Towards the end of the trial, defendant alluded to three pages from claimant’s medical record that indicate that a CT scan of his chest on February 22, 2006 showed an extremely dangerous medical condition, and a follow-up biopsy report dated March 24, 2006 confirmed this impression. Further discussion of this condition were limited by the fact that the records were certified as complete as of April 14, 2006, a year and three months prior to trial. On April 3, 2006, a doctor’s written impression suggested surgery “ASAP.” An April 5 note refers to “pre-op tests”, and two April 12 notes state that a doctor spoke with a pulmonologist at “AMC” (presumably Albany Medical Center, where the CT scan and biopsy were performed) and the doctor “was advised to admit inmate directly to AMC for ... possible surgery if viable.” The facility received a call that day that a bed was available at AMC and that claimant was going to be transferred there that evening.[6]

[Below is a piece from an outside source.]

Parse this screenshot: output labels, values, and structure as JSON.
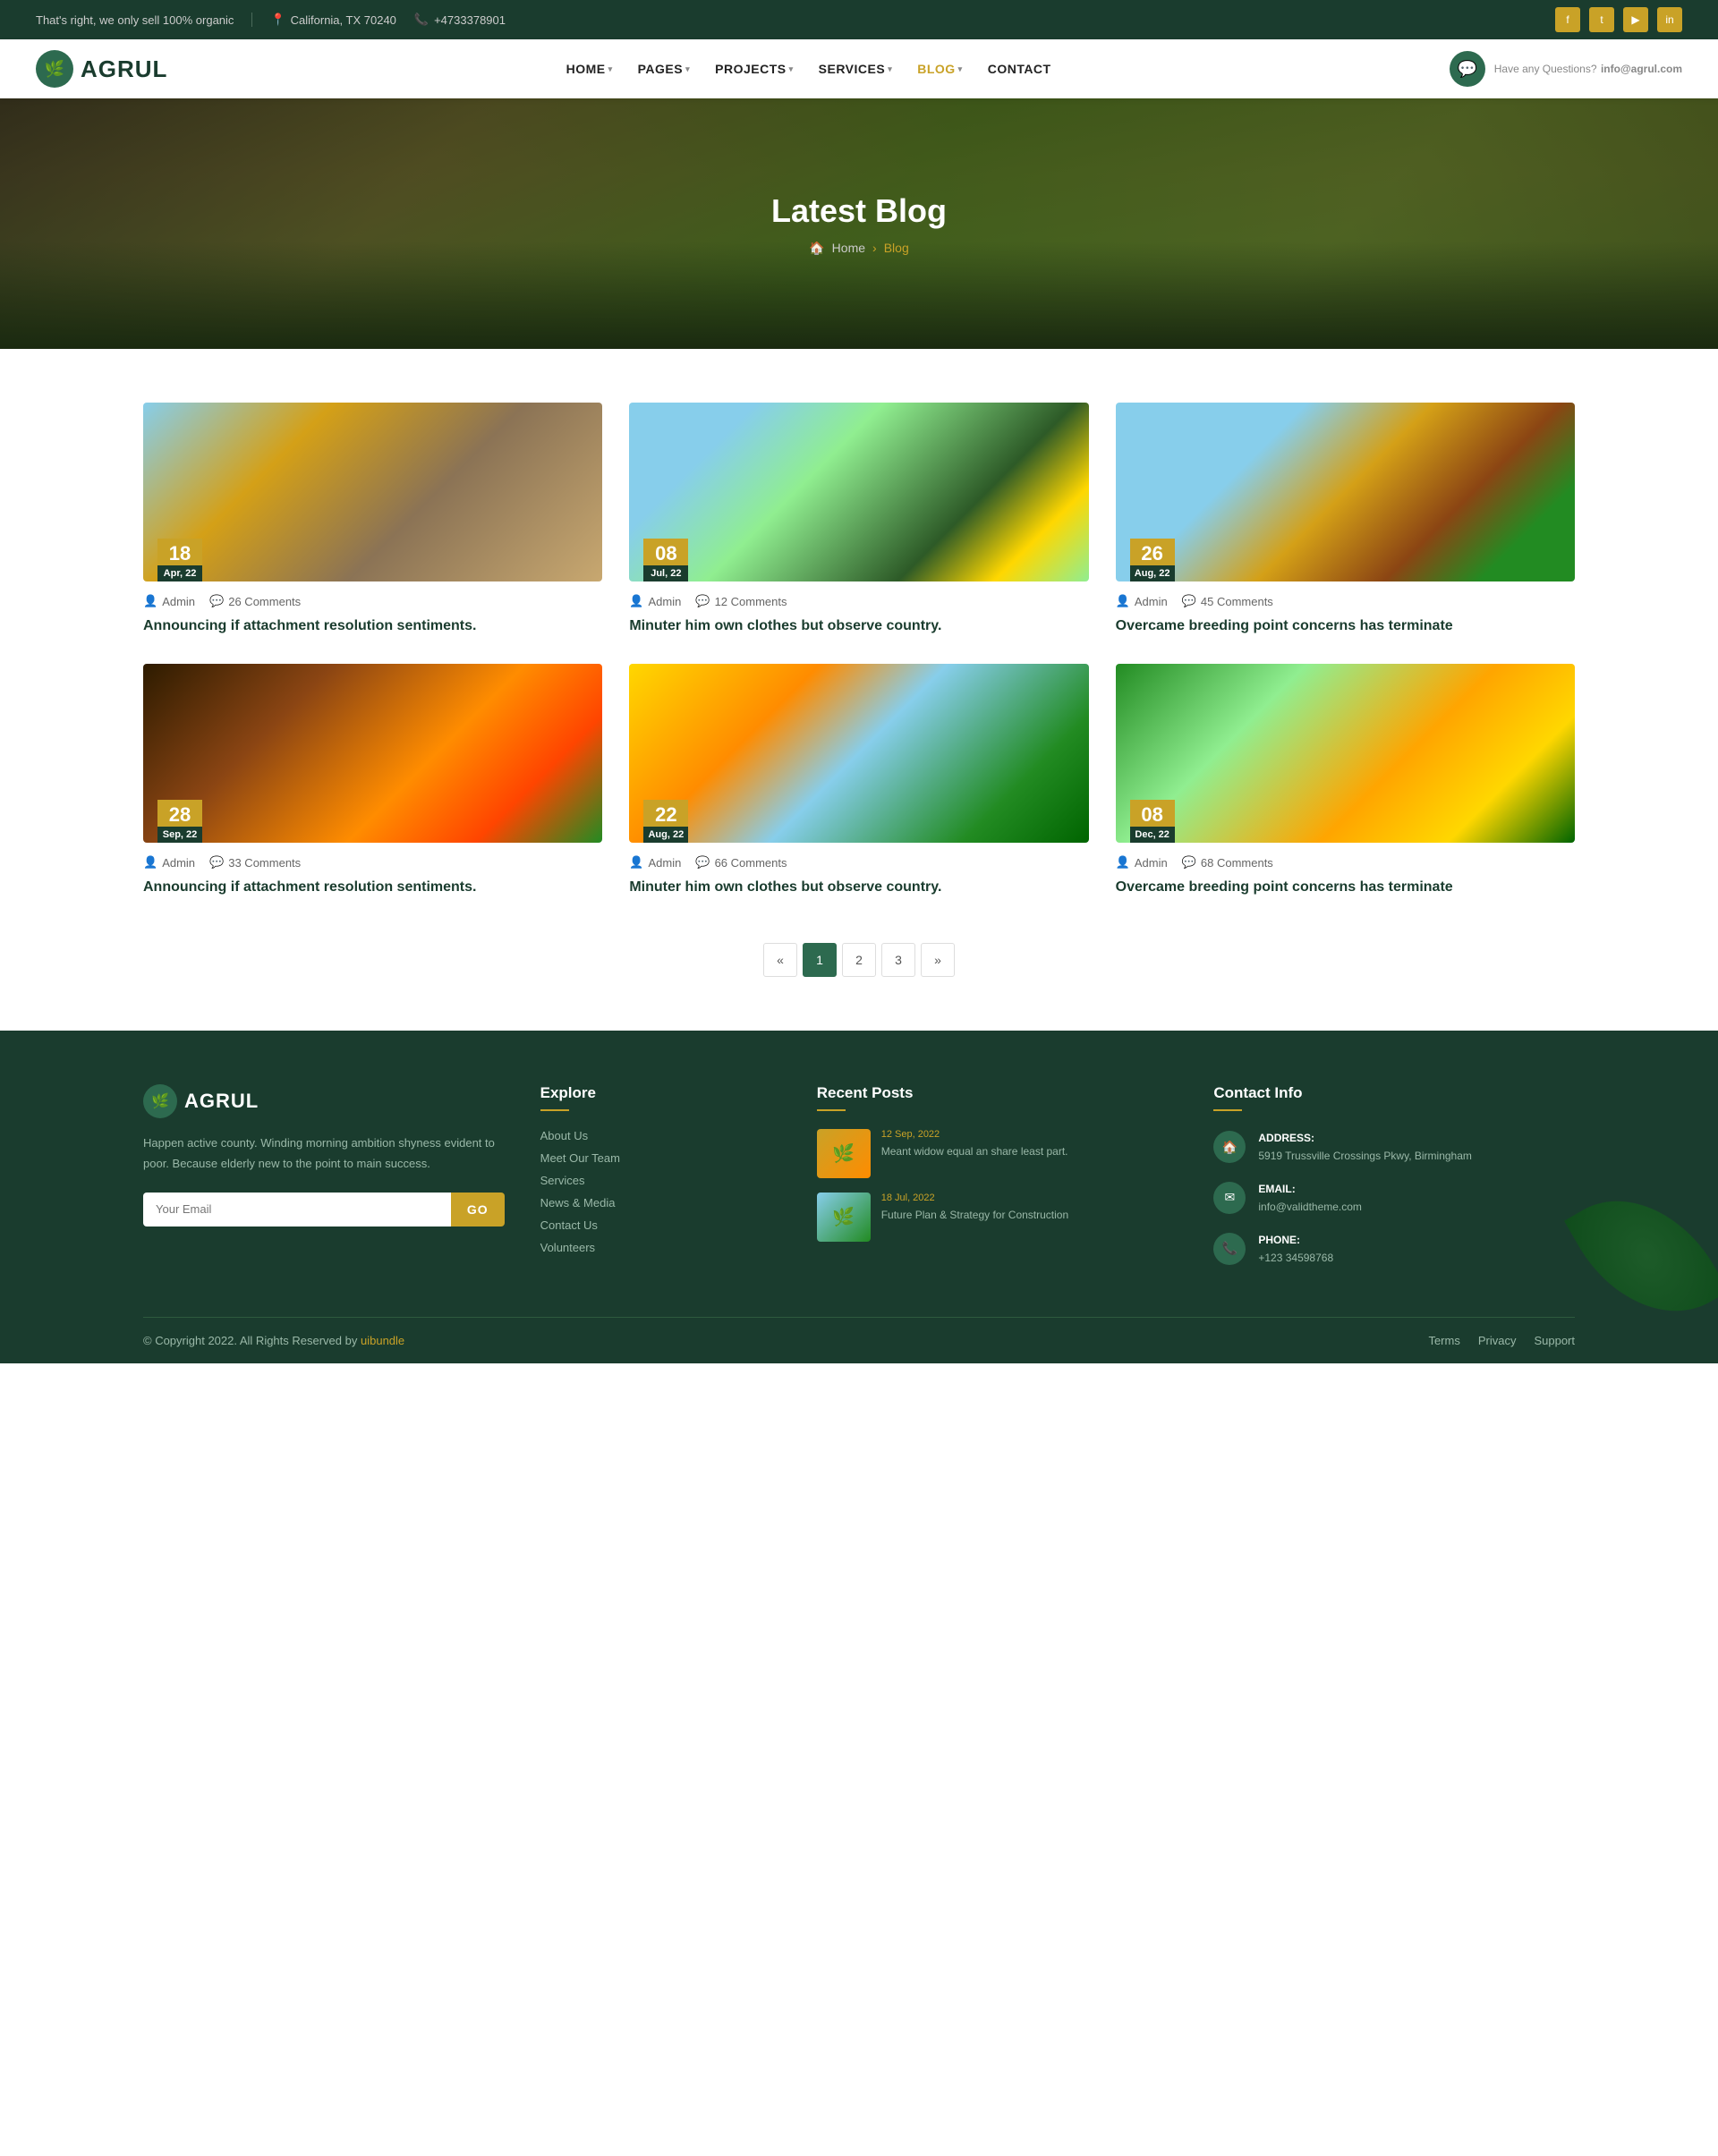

There were no further references in the medical records to claimant’s condition, nor was there any testimony on the subject. Claimant was not asked whether the diagnosis was confirmed, whether he had surgery, or anything whatsoever about his medical condition other than the previously-described testimony relating to his hand injury. Although defendant, in its post-trial submission, made reference to statistics showing that the five-year survival rate for males of claimant’s age with the same diagnosis is 15.6%, in view of the almost complete, and unexplained, absence of evidence as to claimant’s condition, treatment or prognosis, this raw statistic has essentially no relevance to the assessment of damages herein.

Life expectancy tables submitted by both parties showed that the statistical life expectancy of a healthy 53 year-old male is approximately 25 years. Just as relevant was claimant’s testimony that he began serving a 50-to-life sentence in 1975, indicating he will spend the next 18 years in State custody, a situation that will limit his activities as much as the injury itself.

Finally, the court notes that there was no claim for lost wages or impairment of earning capacity – claimant’s bill of particulars specifically so states – and defendant’s motion to strike claimant’s testimony as to his earnings prior to his incarceration is now granted.

The court finds that claimant is entitled to an award of damages of $108,000 for past pain and suffering and limitation of use of his hand and $217,000 for future pain and suffering and limitation of use. Reducing those figures 40% to account for claimant’s contributory fault as found in the court’s prior decision, claimant’s damages amount to $195,000 ($64,800 for past pain and suffering and limitation of use of his hand and $130,200 for future pain and suffering and limitation of use). The clerk of the court is directed to enter judgment for said amount, together with interest from February 15, 2005, the date of the liability decision and further providing that claimant may recover any filing fee that he actually paid.


September 19, 2007
White Plains, New York

HON. STEPHEN J. MIGNANO
Judge of the Court of Claims




[1].UID No. 2005-029-468; www.nyscourtofclaims.state.ny.us/decisions.
[2].Unless otherwise indicated, all quotations are from the electronically recorded trial record.
[3].Exhibit 1.
[4].See generally, Id. pp. 118-119.
[5].Exhibits E, F, G and H.
[6].All quotations are from unnumbered pages of Exhibit I.